The quest for blood alternatives

Publication Date: Wednesday Mar 15, 2000

The quest for blood alternatives

Despite research, artificial substitutes have not yet arrived

If there is one detail about the future on which science-fiction writers agree, it's that there won't be any blood drives on star ships. Presumably, the day will come when human blood will be as easily synthesized as food.

Rewind to the present. While clinical trials on human-blood substitutes proceed, researchers are still years away from licensing products that will make blood donations obsolete, according to blood bank officials.

It's been a rocky road. Last year, one of the largest manufacturers of red-cell substitutes stopped its clinical trials because of increased mortality among the people who got the substitute.

Nonetheless, Dr. Susan Galel, assistant medical director for the Stanford blood center, anticipates substitutes for red cells will be the first to come onto the market.

"I believe we will see red cell substitutes within the next five years," she says, "but they will only be for trauma or surgery settings. The products that are in trials now don't stay in the blood stream very long, so they'll only be for emergency transfusions."
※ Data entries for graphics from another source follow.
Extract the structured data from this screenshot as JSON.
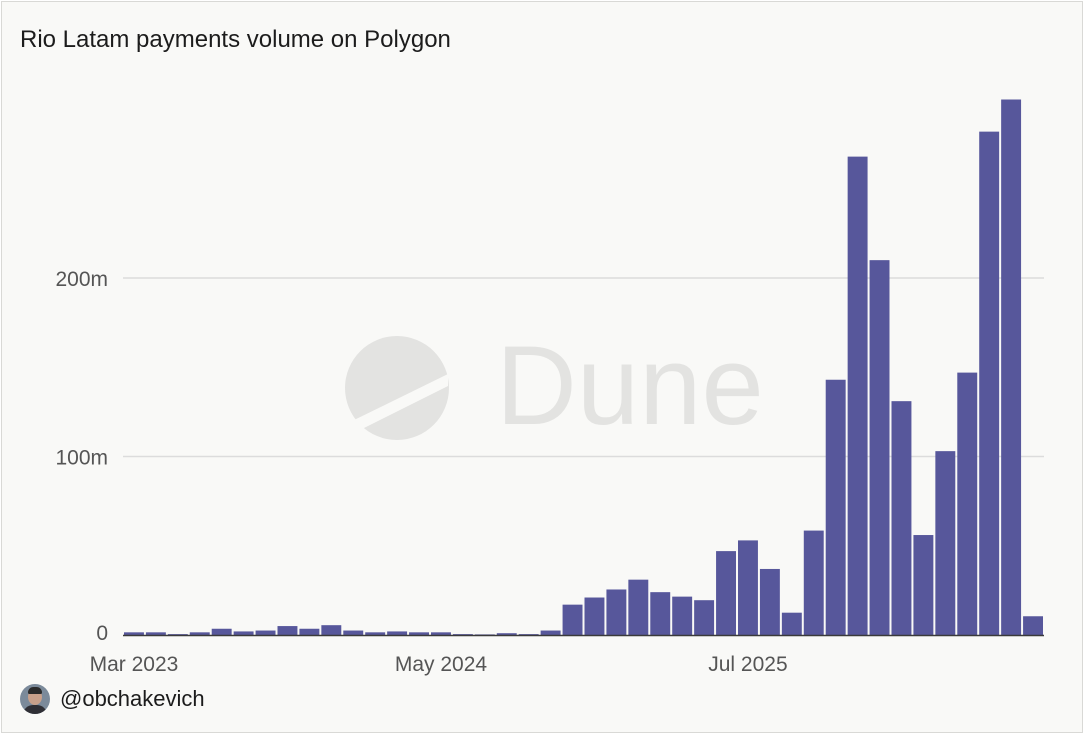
{
  "author": {
    "handle": "@obchakevich"
  },
  "watermark": {
    "text": "Dune"
  },
  "colors": {
    "bar": "#57579b",
    "grid": "#dcdcdc",
    "axis": "#3a3a3a",
    "tick_text": "#555555",
    "watermark": "#e3e3e1"
  },
  "chart_data": {
    "type": "bar",
    "title": "Rio Latam payments volume on Polygon",
    "xlabel": "",
    "ylabel": "",
    "x_tick_labels": [
      {
        "label": "Mar 2023",
        "category_index": 0
      },
      {
        "label": "May 2024",
        "category_index": 14
      },
      {
        "label": "Jul 2025",
        "category_index": 28
      }
    ],
    "y_ticks": [
      {
        "value": 0,
        "label": "0"
      },
      {
        "value": 100,
        "label": "100m"
      },
      {
        "value": 200,
        "label": "200m"
      }
    ],
    "ylim": [
      0,
      312
    ],
    "y_unit": "millions",
    "grid": true,
    "series": [
      {
        "values": [
          1.5,
          1.5,
          0.5,
          1.5,
          3.5,
          2,
          2.5,
          5,
          3.5,
          5.5,
          2.5,
          1.5,
          2,
          1.5,
          1.5,
          0.5,
          0.3,
          1,
          0.5,
          2.5,
          17,
          21,
          25.5,
          31,
          24,
          21.5,
          19.5,
          47,
          53,
          37,
          12.5,
          58.5,
          143,
          268,
          210,
          131,
          56,
          103,
          147,
          282,
          300,
          10.5
        ]
      }
    ]
  }
}
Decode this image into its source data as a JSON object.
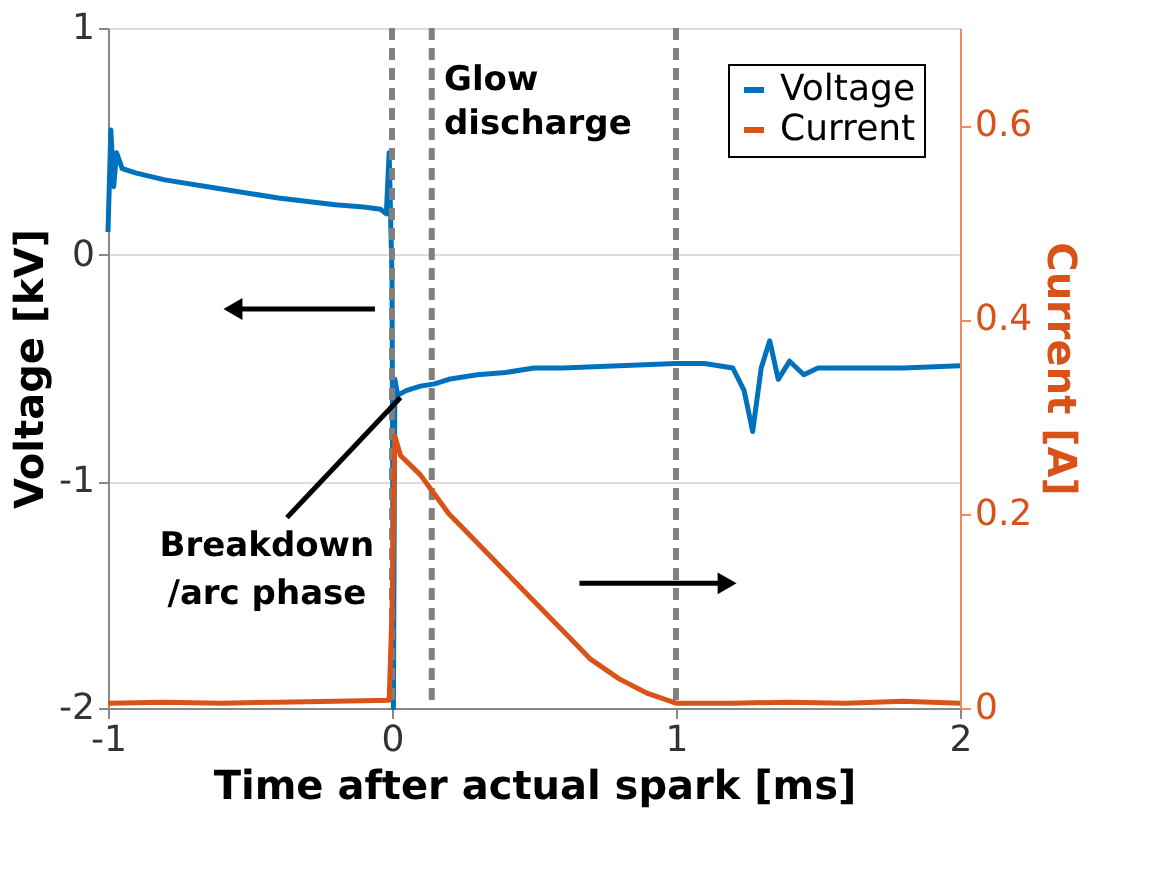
{
  "chart_data": {
    "type": "line",
    "xlabel": "Time after actual spark [ms]",
    "ylabel": "Voltage [kV]",
    "y2label": "Current [A]",
    "xlim": [
      -1,
      2
    ],
    "xticks": [
      -1,
      0,
      1,
      2
    ],
    "ylim": [
      -2,
      1
    ],
    "yticks": [
      -2,
      -1,
      0,
      1
    ],
    "y2lim": [
      0,
      0.7
    ],
    "y2ticks": [
      0,
      0.2,
      0.4,
      0.6
    ],
    "grid": "y",
    "legend": "top right",
    "line_style": "solid",
    "marker": "none",
    "series": [
      {
        "name": "Voltage",
        "color": "#0072bd",
        "x": [
          -1,
          -0.99,
          -0.98,
          -0.97,
          -0.95,
          -0.9,
          -0.8,
          -0.6,
          -0.4,
          -0.2,
          -0.1,
          -0.04,
          -0.02,
          -0.01,
          0,
          0.005,
          0.01,
          0.02,
          0.05,
          0.1,
          0.15,
          0.2,
          0.3,
          0.4,
          0.5,
          0.6,
          0.8,
          1.0,
          1.1,
          1.2,
          1.24,
          1.27,
          1.3,
          1.33,
          1.36,
          1.4,
          1.45,
          1.5,
          1.6,
          1.8,
          2.0
        ],
        "values": [
          0.1,
          0.55,
          0.3,
          0.45,
          0.38,
          0.36,
          0.33,
          0.29,
          0.25,
          0.22,
          0.21,
          0.2,
          0.18,
          0.45,
          -0.1,
          -2,
          -0.55,
          -0.62,
          -0.6,
          -0.58,
          -0.57,
          -0.55,
          -0.53,
          -0.52,
          -0.5,
          -0.5,
          -0.49,
          -0.48,
          -0.48,
          -0.5,
          -0.6,
          -0.78,
          -0.5,
          -0.38,
          -0.55,
          -0.47,
          -0.53,
          -0.5,
          -0.5,
          -0.5,
          -0.49
        ]
      },
      {
        "name": "Current",
        "color": "#d95319",
        "axis": "y2",
        "x": [
          -1,
          -0.8,
          -0.6,
          -0.4,
          -0.2,
          -0.01,
          0,
          0.01,
          0.03,
          0.1,
          0.15,
          0.2,
          0.3,
          0.4,
          0.5,
          0.6,
          0.7,
          0.8,
          0.9,
          1.0,
          1.2,
          1.4,
          1.6,
          1.8,
          2.0
        ],
        "values": [
          0.005,
          0.006,
          0.005,
          0.006,
          0.007,
          0.008,
          0.1,
          0.28,
          0.26,
          0.24,
          0.22,
          0.2,
          0.17,
          0.14,
          0.11,
          0.08,
          0.05,
          0.03,
          0.015,
          0.005,
          0.005,
          0.006,
          0.005,
          0.007,
          0.005
        ]
      }
    ],
    "ref_lines": [
      {
        "axis": "x",
        "value": 0,
        "color": "#808080",
        "line_style": "dashed"
      },
      {
        "axis": "x",
        "value": 0.14,
        "color": "#808080",
        "line_style": "dashed"
      },
      {
        "axis": "x",
        "value": 1,
        "color": "#808080",
        "line_style": "dashed"
      }
    ],
    "annotations": [
      "Glow discharge",
      {
        "text": "Breakdown /arc phase",
        "x": 0.03,
        "y": -0.63
      }
    ]
  }
}
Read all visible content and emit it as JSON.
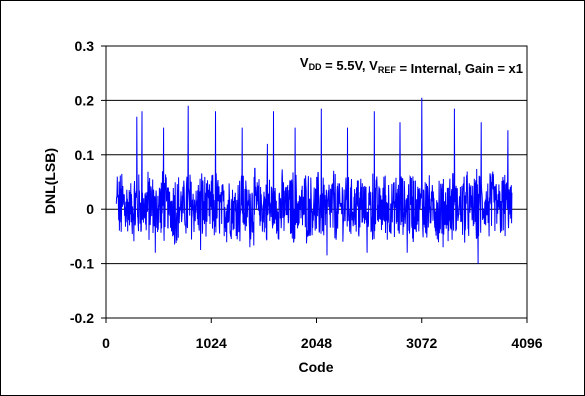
{
  "chart_data": {
    "type": "line",
    "title": "",
    "xlabel": "Code",
    "ylabel": "DNL(LSB)",
    "xlim": [
      0,
      4096
    ],
    "ylim": [
      -0.2,
      0.3
    ],
    "x_ticks": [
      0,
      1024,
      2048,
      3072,
      4096
    ],
    "x_tick_labels": [
      "0",
      "1024",
      "2048",
      "3072",
      "4096"
    ],
    "y_ticks": [
      -0.2,
      -0.1,
      0,
      0.1,
      0.2,
      0.3
    ],
    "y_tick_labels": [
      "-0.2",
      "-0.1",
      "0",
      "0.1",
      "0.2",
      "0.3"
    ],
    "grid": "horizontal",
    "annotation": {
      "parts": [
        {
          "text": "V",
          "sub": false
        },
        {
          "text": "DD",
          "sub": true
        },
        {
          "text": " = 5.5V,  V",
          "sub": false
        },
        {
          "text": "REF",
          "sub": true
        },
        {
          "text": " = Internal,  Gain = x1",
          "sub": false
        }
      ]
    },
    "series": [
      {
        "color": "#0000ff",
        "x_range": [
          100,
          3950
        ],
        "y_typical_range": [
          -0.06,
          0.07
        ],
        "max": {
          "x": 3072,
          "y": 0.205
        },
        "min": {
          "x": 3620,
          "y": -0.1
        },
        "spikes": [
          {
            "x": 110,
            "y": 0.06
          },
          {
            "x": 300,
            "y": 0.17
          },
          {
            "x": 350,
            "y": 0.18
          },
          {
            "x": 560,
            "y": 0.15
          },
          {
            "x": 800,
            "y": 0.19
          },
          {
            "x": 1065,
            "y": 0.18
          },
          {
            "x": 1325,
            "y": 0.15
          },
          {
            "x": 1570,
            "y": 0.12
          },
          {
            "x": 1630,
            "y": 0.18
          },
          {
            "x": 1840,
            "y": 0.15
          },
          {
            "x": 2095,
            "y": 0.185
          },
          {
            "x": 2350,
            "y": 0.15
          },
          {
            "x": 2610,
            "y": 0.18
          },
          {
            "x": 2860,
            "y": 0.16
          },
          {
            "x": 3072,
            "y": 0.205
          },
          {
            "x": 3390,
            "y": 0.185
          },
          {
            "x": 3650,
            "y": 0.16
          },
          {
            "x": 3910,
            "y": 0.145
          }
        ],
        "dips": [
          {
            "x": 480,
            "y": -0.08
          },
          {
            "x": 920,
            "y": -0.075
          },
          {
            "x": 1400,
            "y": -0.07
          },
          {
            "x": 2150,
            "y": -0.085
          },
          {
            "x": 2540,
            "y": -0.08
          },
          {
            "x": 2930,
            "y": -0.08
          },
          {
            "x": 3280,
            "y": -0.07
          },
          {
            "x": 3620,
            "y": -0.1
          }
        ]
      }
    ]
  }
}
In the meantime, humans remain the only source of blood for transfusions to patients in need. And, because donated blood has a limited life (5 days for platelets, 42 days for red cells and one year for frozen plasma), the need for fresh donations is constant.

To give blood, donors must weigh more than 110 pounds, be between the ages of 17 and 70, be in good health and have eaten before donating. People who have traveled to foreign countries, have had hepatitis or have questions about medications or health issues should call before coming to the center to donate.

Donors give approximately 8-10 percent of their blood and can expect the process to last about an hour.